Sağlıkta yaşanan dönüşüm sadece tedavide değil; sağlık karnesi almak, özel hastanelere ödenen ve geri alınamayan teminat paraları gibi birçok idari problemi de kökünden söküp attı. İşte bu sıkıntıları yaşayanlardan canlı bir örnek... 33 yaşındaki Lütfiye Erol 19 yıllık SSK sigortalısı. 10 yıl önce iç kanaması geçirdiğini ve acil olarak evine yakın özel bir hastaneye kaldırıldığını söyleyen Lütfiye Hanım bakın neler anlatıyor: “Gece aniden kanama geçirip fenalaşmıştım. Eşim evimize yakın olan özel bir hastaneye yetiştirdi. Sigortalıydım. Fakat özel hastaneye gittiğimiz için mecburen hastaneye para yatırdık. İç kanama geçirdiğim için mide ameliyatı oldum ve o zamanki parayla 1 milyar hastaneye ödedik. Bu parayı sigortadan alabileceğimizi öğrendikten sonra bir yığın prosedürle uğraşarak Sosyal Sigortalar Müdürlüğü’ne müracaat ettim. Ancak paramızı alabilmemiz için 1.5 yıl sonraya gün verdiler. 1.5 yıl bekledikten sonra paramı almaya gittim ve ödediğimiz paranın ancak üçte birini alabildim. Şu an istediğim hastaneye gidip muayenemi oluyorum ve bir kuruş para bile ödemiyorum. Bu hizmeti bize sunan kim olursa olsun isim veya parti önemli değil. Önemli olan sağlıkta bu dönüşümü yakalamamız. Şu an herkes şaşırıyordur, o günlerden bugünlere nasıl geldik diye... Önemli olan azmetmek. Çağı yakalamak için hepimize görev düşüyor!”

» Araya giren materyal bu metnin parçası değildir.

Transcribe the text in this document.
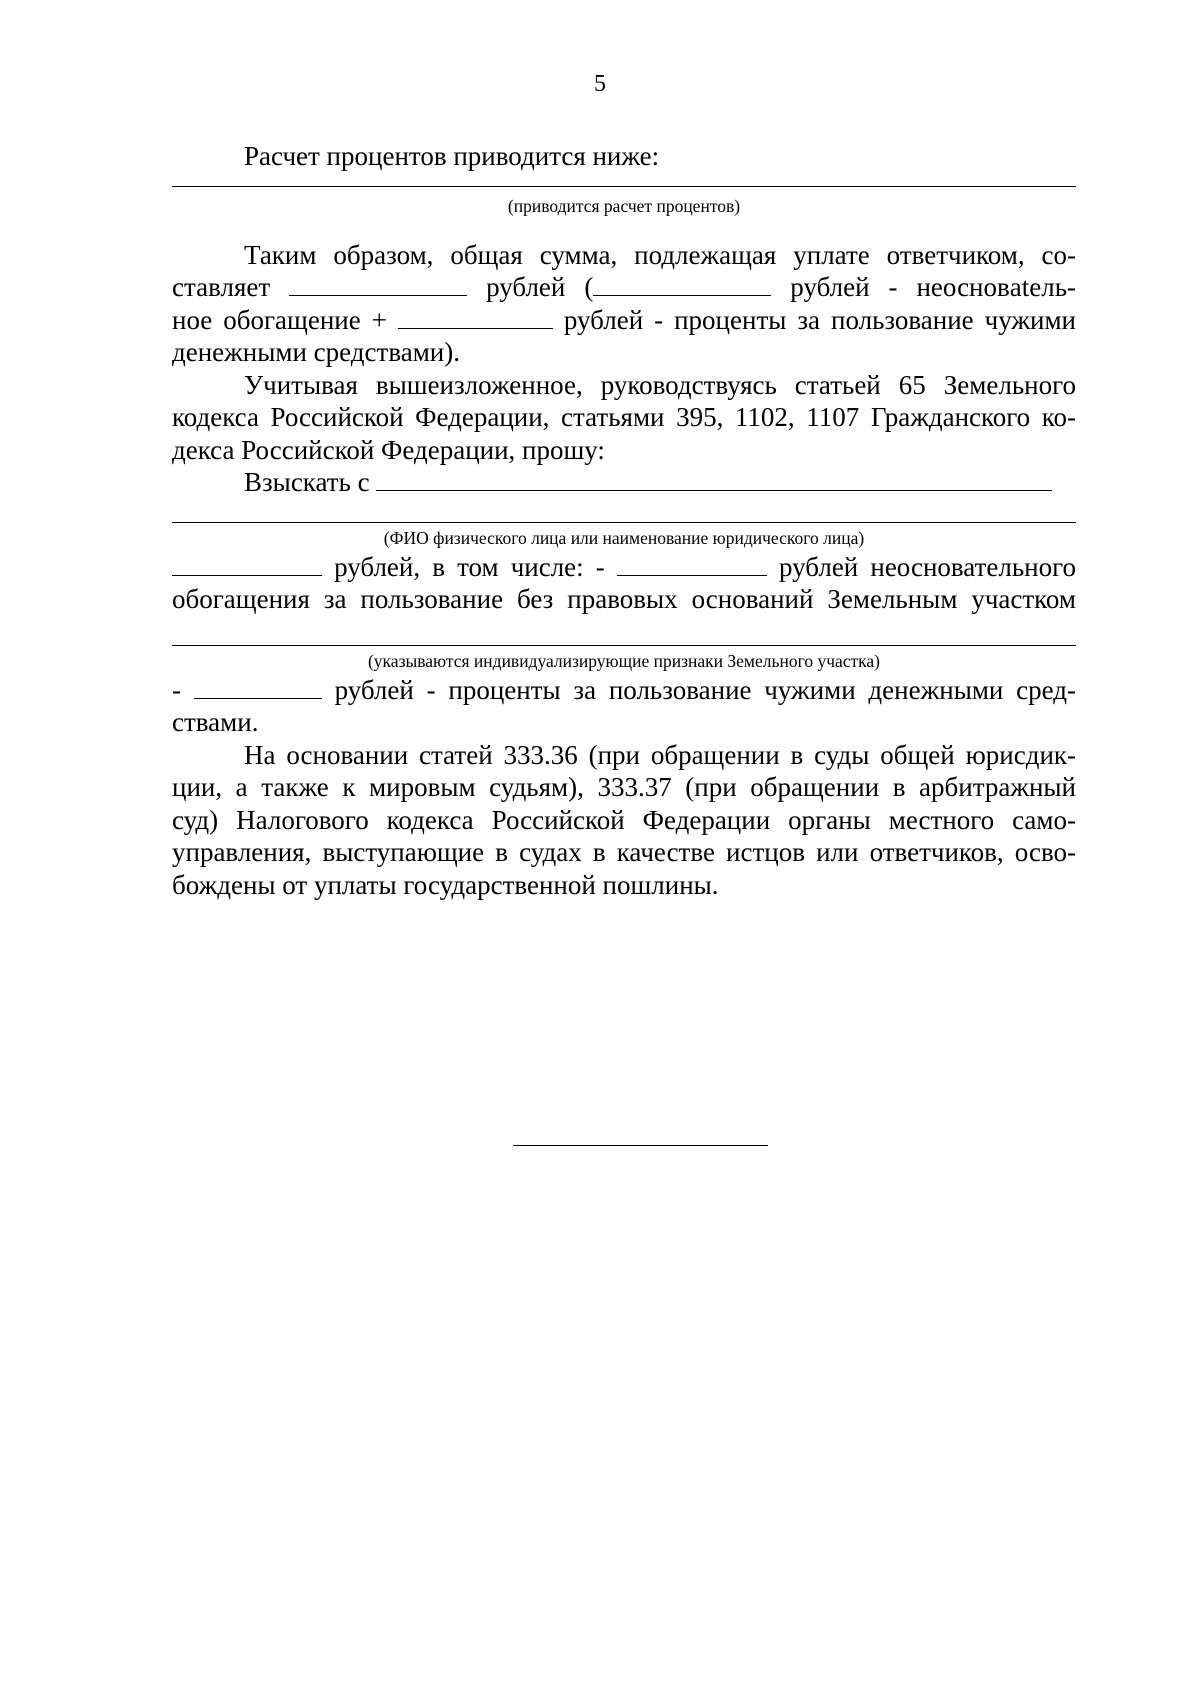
5

Расчет процентов приводится ниже:

(приводится расчет процентов)

Таким образом, общая сумма, подлежащая уплате ответчиком, со-

ставляет	рублей (	рублей - неосновatель-

ное обогащение +	рублей - проценты за пользование чужими

денежными средствами).

Учитывая вышеизложенное, руководствуясь статьей 65 Земельного

кодекса Российской Федерации, статьями 395, 1102, 1107 Гражданского ко-

декса Российской Федерации, прошу:

Взыскать с

(ФИО физического лица или наименование юридического лица)

рублей, в том числе: -	рублей неосновательного

обогащения за пользование без правовых оснований Земельным участком

(указываются индивидуализирующие признаки Земельного участка)

-	рублей - проценты за пользование чужими денежными сред-

ствами.

На основании статей 333.36 (при обращении в суды общей юрисдик-

ции, а также к мировым судьям), 333.37 (при обращении в арбитражный

суд) Налогового кодекса Российской Федерации органы местного само-

управления, выступающие в судах в качестве истцов или ответчиков, осво-

бождены от уплаты государственной пошлины.
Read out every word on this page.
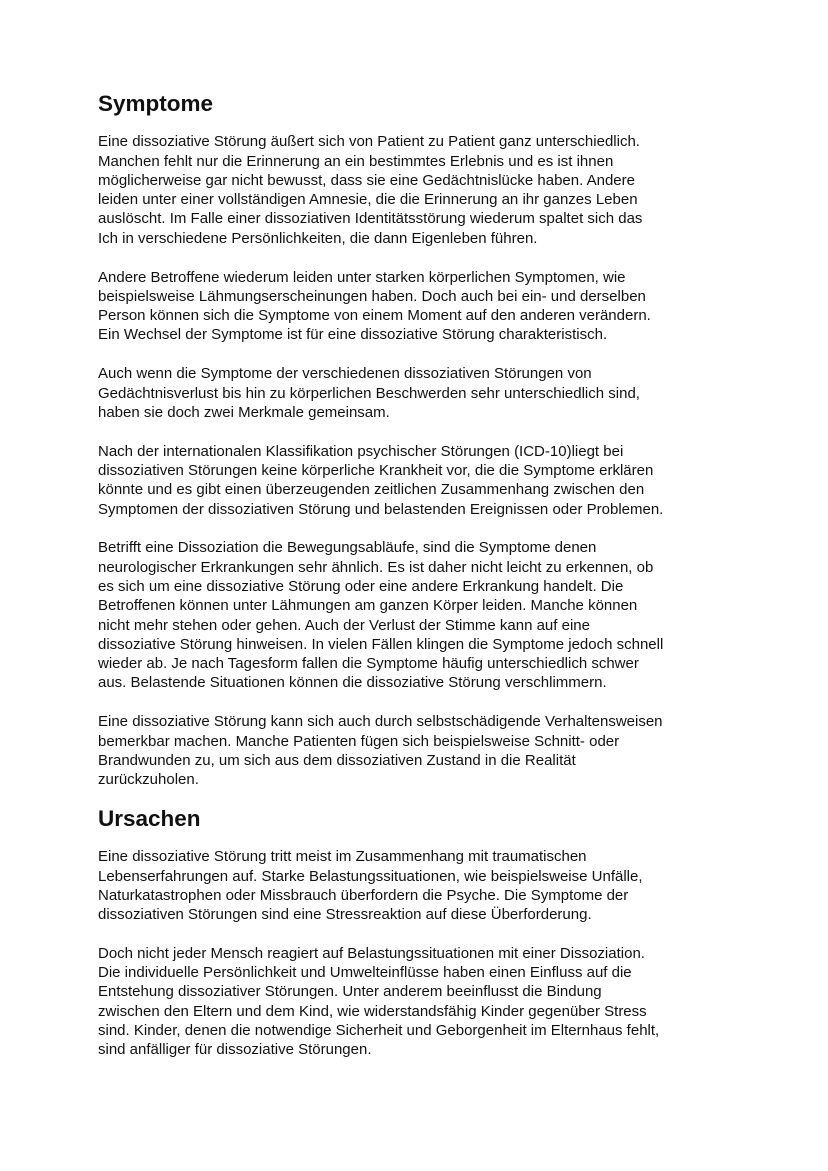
Symptome

Eine dissoziative Störung äußert sich von Patient zu Patient ganz unterschiedlich.
Manchen fehlt nur die Erinnerung an ein bestimmtes Erlebnis und es ist ihnen
möglicherweise gar nicht bewusst, dass sie eine Gedächtnislücke haben. Andere
leiden unter einer vollständigen Amnesie, die die Erinnerung an ihr ganzes Leben
auslöscht. Im Falle einer dissoziativen Identitätsstörung wiederum spaltet sich das
Ich in verschiedene Persönlichkeiten, die dann Eigenleben führen.

Andere Betroffene wiederum leiden unter starken körperlichen Symptomen, wie
beispielsweise Lähmungserscheinungen haben. Doch auch bei ein- und derselben
Person können sich die Symptome von einem Moment auf den anderen verändern.
Ein Wechsel der Symptome ist für eine dissoziative Störung charakteristisch.

Auch wenn die Symptome der verschiedenen dissoziativen Störungen von
Gedächtnisverlust bis hin zu körperlichen Beschwerden sehr unterschiedlich sind,
haben sie doch zwei Merkmale gemeinsam.

Nach der internationalen Klassifikation psychischer Störungen (ICD-10)liegt bei
dissoziativen Störungen keine körperliche Krankheit vor, die die Symptome erklären
könnte und es gibt einen überzeugenden zeitlichen Zusammenhang zwischen den
Symptomen der dissoziativen Störung und belastenden Ereignissen oder Problemen.

Betrifft eine Dissoziation die Bewegungsabläufe, sind die Symptome denen
neurologischer Erkrankungen sehr ähnlich. Es ist daher nicht leicht zu erkennen, ob
es sich um eine dissoziative Störung oder eine andere Erkrankung handelt. Die
Betroffenen können unter Lähmungen am ganzen Körper leiden. Manche können
nicht mehr stehen oder gehen. Auch der Verlust der Stimme kann auf eine
dissoziative Störung hinweisen. In vielen Fällen klingen die Symptome jedoch schnell
wieder ab. Je nach Tagesform fallen die Symptome häufig unterschiedlich schwer
aus. Belastende Situationen können die dissoziative Störung verschlimmern.

Eine dissoziative Störung kann sich auch durch selbstschädigende Verhaltensweisen
bemerkbar machen. Manche Patienten fügen sich beispielsweise Schnitt- oder
Brandwunden zu, um sich aus dem dissoziativen Zustand in die Realität
zurückzuholen.

Ursachen

Eine dissoziative Störung tritt meist im Zusammenhang mit traumatischen
Lebenserfahrungen auf. Starke Belastungssituationen, wie beispielsweise Unfälle,
Naturkatastrophen oder Missbrauch überfordern die Psyche. Die Symptome der
dissoziativen Störungen sind eine Stressreaktion auf diese Überforderung.

Doch nicht jeder Mensch reagiert auf Belastungssituationen mit einer Dissoziation.
Die individuelle Persönlichkeit und Umwelteinflüsse haben einen Einfluss auf die
Entstehung dissoziativer Störungen. Unter anderem beeinflusst die Bindung
zwischen den Eltern und dem Kind, wie widerstandsfähig Kinder gegenüber Stress
sind. Kinder, denen die notwendige Sicherheit und Geborgenheit im Elternhaus fehlt,
sind anfälliger für dissoziative Störungen.
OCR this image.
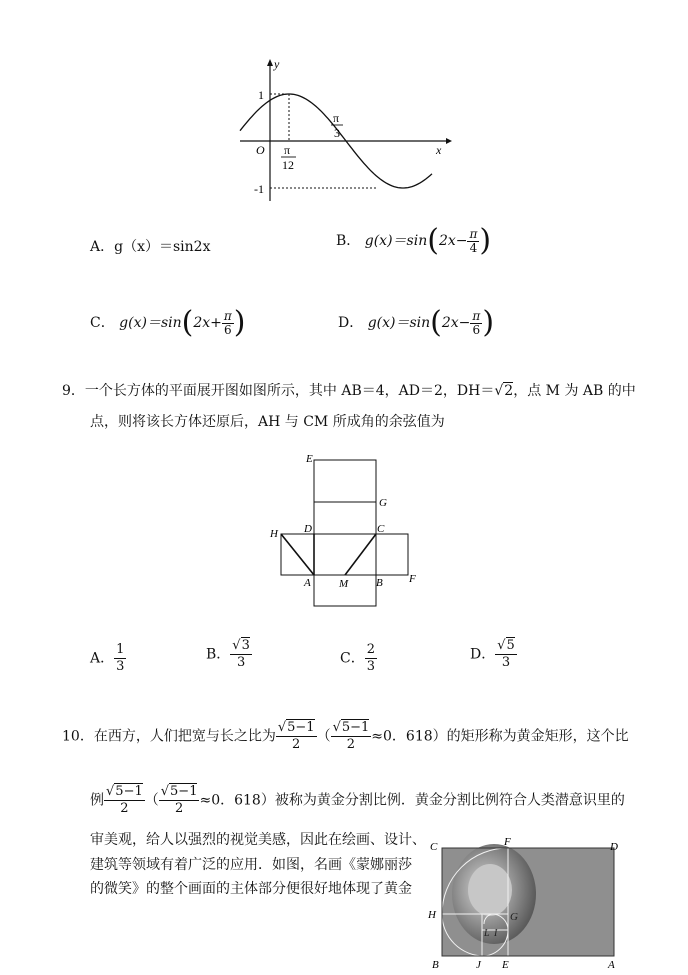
y
x
O
1
-1
π
12
π
3
A．g（x）＝sin2x	B． $g(x)=\sin(2x- \frac{\pi}{4}$ )
C． $g(x)=\sin(2x+ \frac{\pi}{6}$ )	D． $g(x)=\sin(2x- \frac{\pi}{6}$ )
9．一个长方体的平面展开图如图所示，其中 AB＝4，AD＝2，DH＝√2，点 M 为 AB 的中
点，则将该长方体还原后，AH 与 CM 所成角的余弦值为
E
G
D	C
H
A	M	B F
A． $\frac{1}{3}$	B． $\frac{√3}{3}$	C． $\frac{2}{3}$	D． $\frac{√5}{3}$
10．在西方，人们把宽与长之比为 $\frac{√5-1}{2}$ （ $\frac{√5-1}{2} \approx 0$．618）的矩形称为黄金矩形，这个比
例 $\frac{√5-1}{2}$ （ $\frac{√5-1}{2} \approx 0$．618）被称为黄金分割比例．黄金分割比例符合人类潜意识里的
审美观，给人以强烈的视觉美感，因此在绘画、设计、
建筑等领域有着广泛的应用．如图，名画《蒙娜丽莎
的微笑》的整个画面的主体部分便很好地体现了黄金
C	F	D
H	G
L I
B	J E	A
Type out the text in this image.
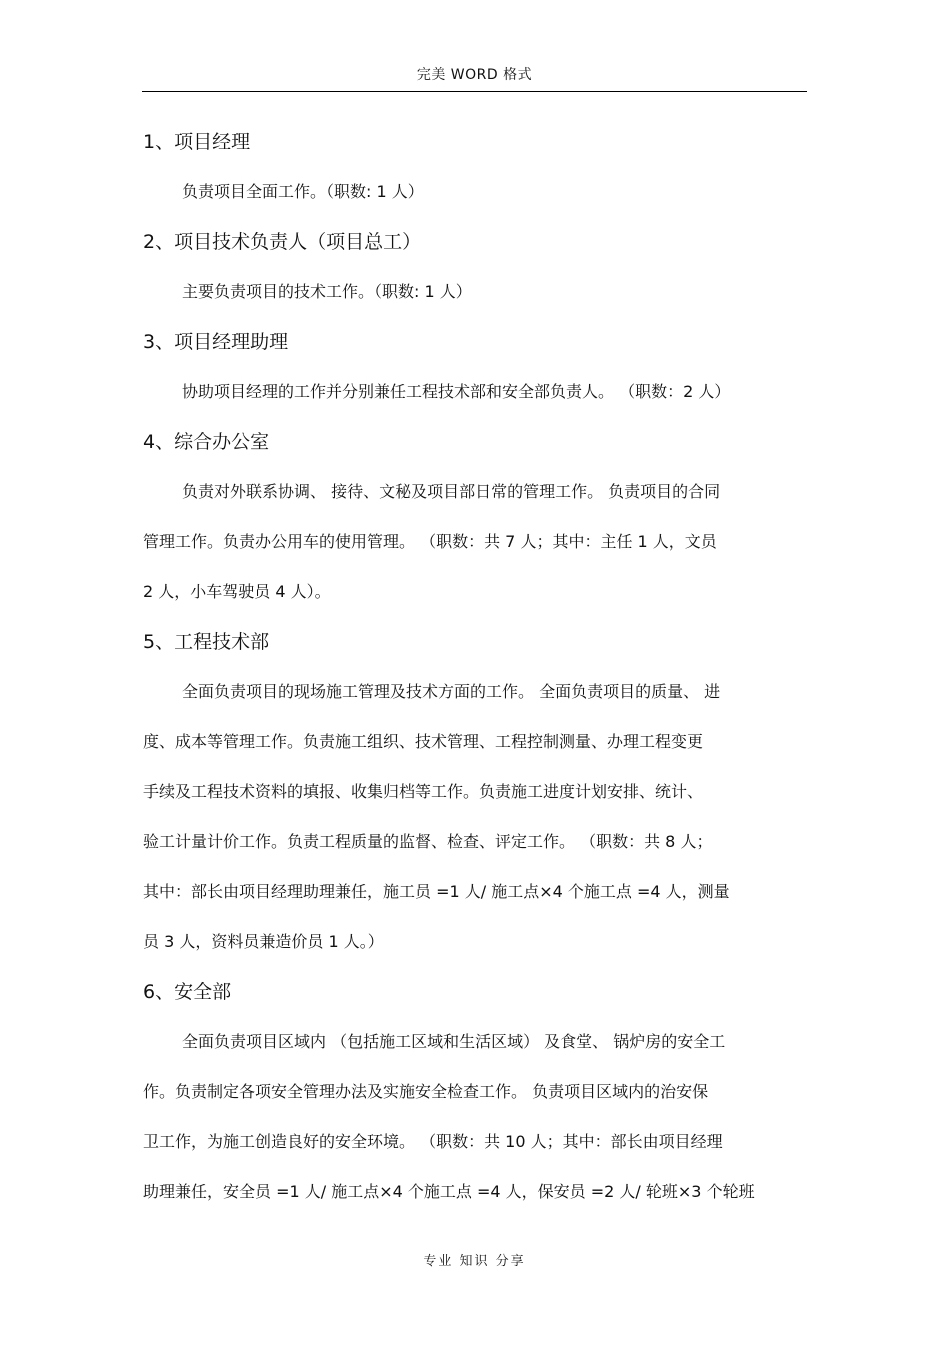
完美 WORD 格式
1、项目经理
负责项目全面工作。（职数: 1 人）
2、项目技术负责人（项目总工）
主要负责项目的技术工作。（职数: 1 人）
3、项目经理助理
协助项目经理的工作并分别兼任工程技术部和安全部负责人。 （职数：2 人）
4、综合办公室
负责对外联系协调、 接待、文秘及项目部日常的管理工作。 负责项目的合同
管理工作。负责办公用车的使用管理。 （职数：共 7 人；其中：主任 1 人，文员
2 人，小车驾驶员 4 人）。
5、工程技术部
全面负责项目的现场施工管理及技术方面的工作。 全面负责项目的质量、 进
度、成本等管理工作。负责施工组织、技术管理、工程控制测量、办理工程变更
手续及工程技术资料的填报、收集归档等工作。负责施工进度计划安排、统计、
验工计量计价工作。负责工程质量的监督、检查、评定工作。 （职数：共 8 人；
其中：部长由项目经理助理兼任，施工员 =1 人/ 施工点×4 个施工点 =4 人，测量
员 3 人，资料员兼造价员 1 人。）
6、安全部
全面负责项目区域内 （包括施工区域和生活区域） 及食堂、 锅炉房的安全工
作。负责制定各项安全管理办法及实施安全检查工作。 负责项目区域内的治安保
卫工作，为施工创造良好的安全环境。 （职数：共 10 人；其中：部长由项目经理
助理兼任，安全员 =1 人/ 施工点×4 个施工点 =4 人，保安员 =2 人/ 轮班×3 个轮班
专业 知识 分享
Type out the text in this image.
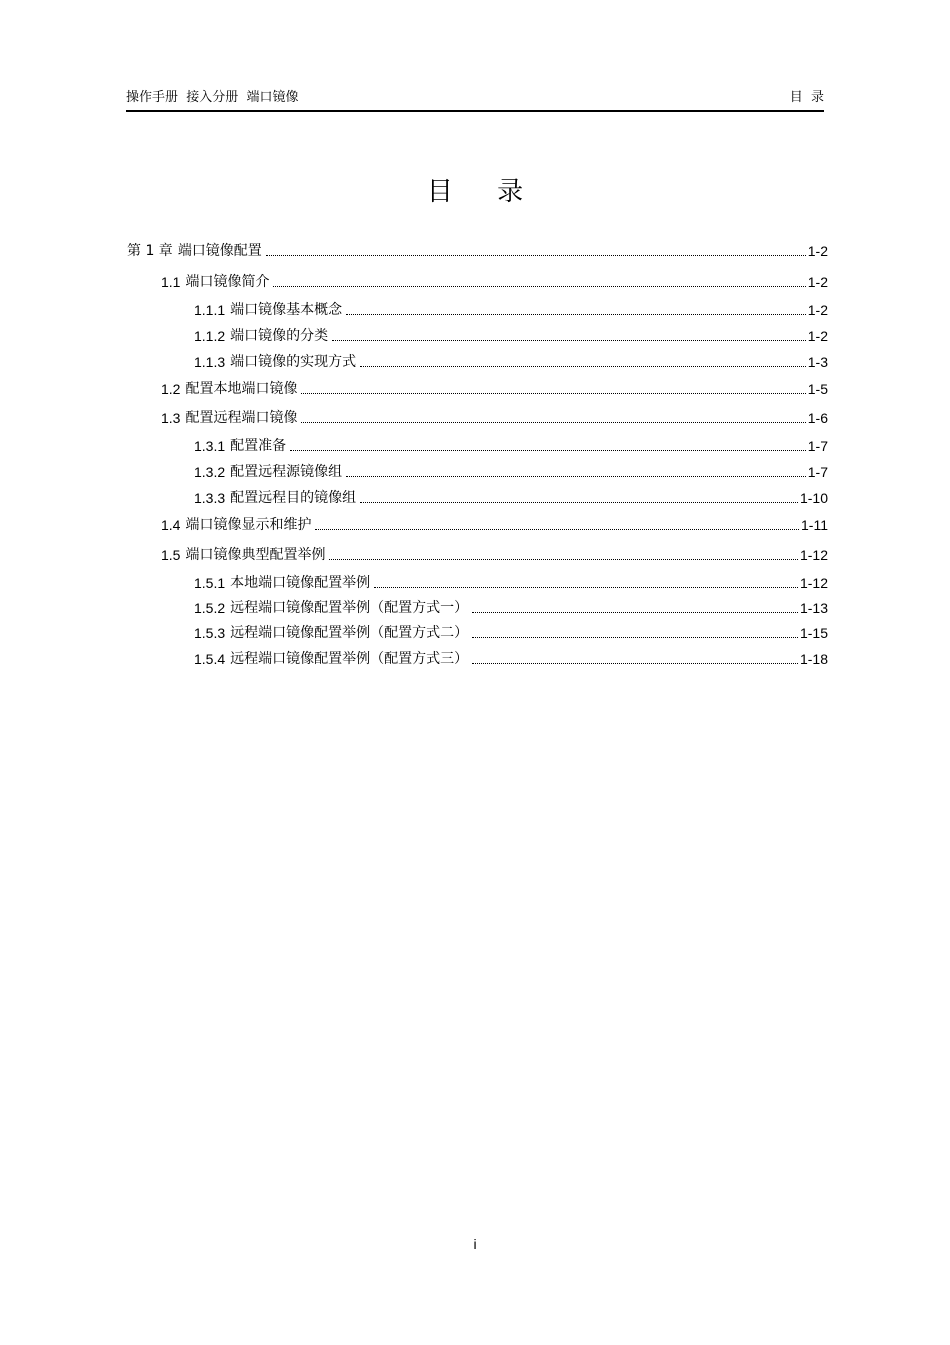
操作手册  接入分册  端口镜像	目  录
目 录
第 1 章 端口镜像配置	1-2
1.1 端口镜像简介	1-2
1.1.1 端口镜像基本概念	1-2
1.1.2 端口镜像的分类	1-2
1.1.3 端口镜像的实现方式	1-3
1.2 配置本地端口镜像	1-5
1.3 配置远程端口镜像	1-6
1.3.1 配置准备	1-7
1.3.2 配置远程源镜像组	1-7
1.3.3 配置远程目的镜像组	1-10
1.4 端口镜像显示和维护	1-11
1.5 端口镜像典型配置举例	1-12
1.5.1 本地端口镜像配置举例	1-12
1.5.2 远程端口镜像配置举例（配置方式一）	1-13
1.5.3 远程端口镜像配置举例（配置方式二）	1-15
1.5.4 远程端口镜像配置举例（配置方式三）	1-18
i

Artık devlet hastanesine gitmekten korkmuyoruz
29 yaşındaki Feride Çilingir, 13 yıllık sigortalı... Devamlı Haydarpaşa Numune Hastanesi’nde tedavi olduğunu belirten Feride Hanım, eski ile yeni dönem arasındaki farkı şu cümlelerle ifade ediyor: “Babam memur emeklisi olduğu için eskiden beri Numune Hastanesine gidiyorum. Daha önceleri yoğunluk olurdu, şimdi özel hastane gibi oldu, ne yoğunluk var ne de izdiham artık rahatça muayene oluyoruz. Artık sevk kağıdı kalktı, karne kalktı bundan güzel bir şey olur mu? Önceleri hastaneye gitmek için tomarla yanımızda evrakla dolaşırdık. Sağlık karnesi yanımızda olmasa hastaneye müracaat bile edemezdik. Şimdi bir kimlikle muayene oluyoruz, hatta TC kimlik numarasını bile söyleyip kaydınızı yaptırabiliyorsunuz. Eskiden hasta olup hastaneye gitmeye korkardık, şimdi hastaneye gitmekten korkmuyorum. Devlet hastanelerinin artık özel hastaneden farkı kalmadı.”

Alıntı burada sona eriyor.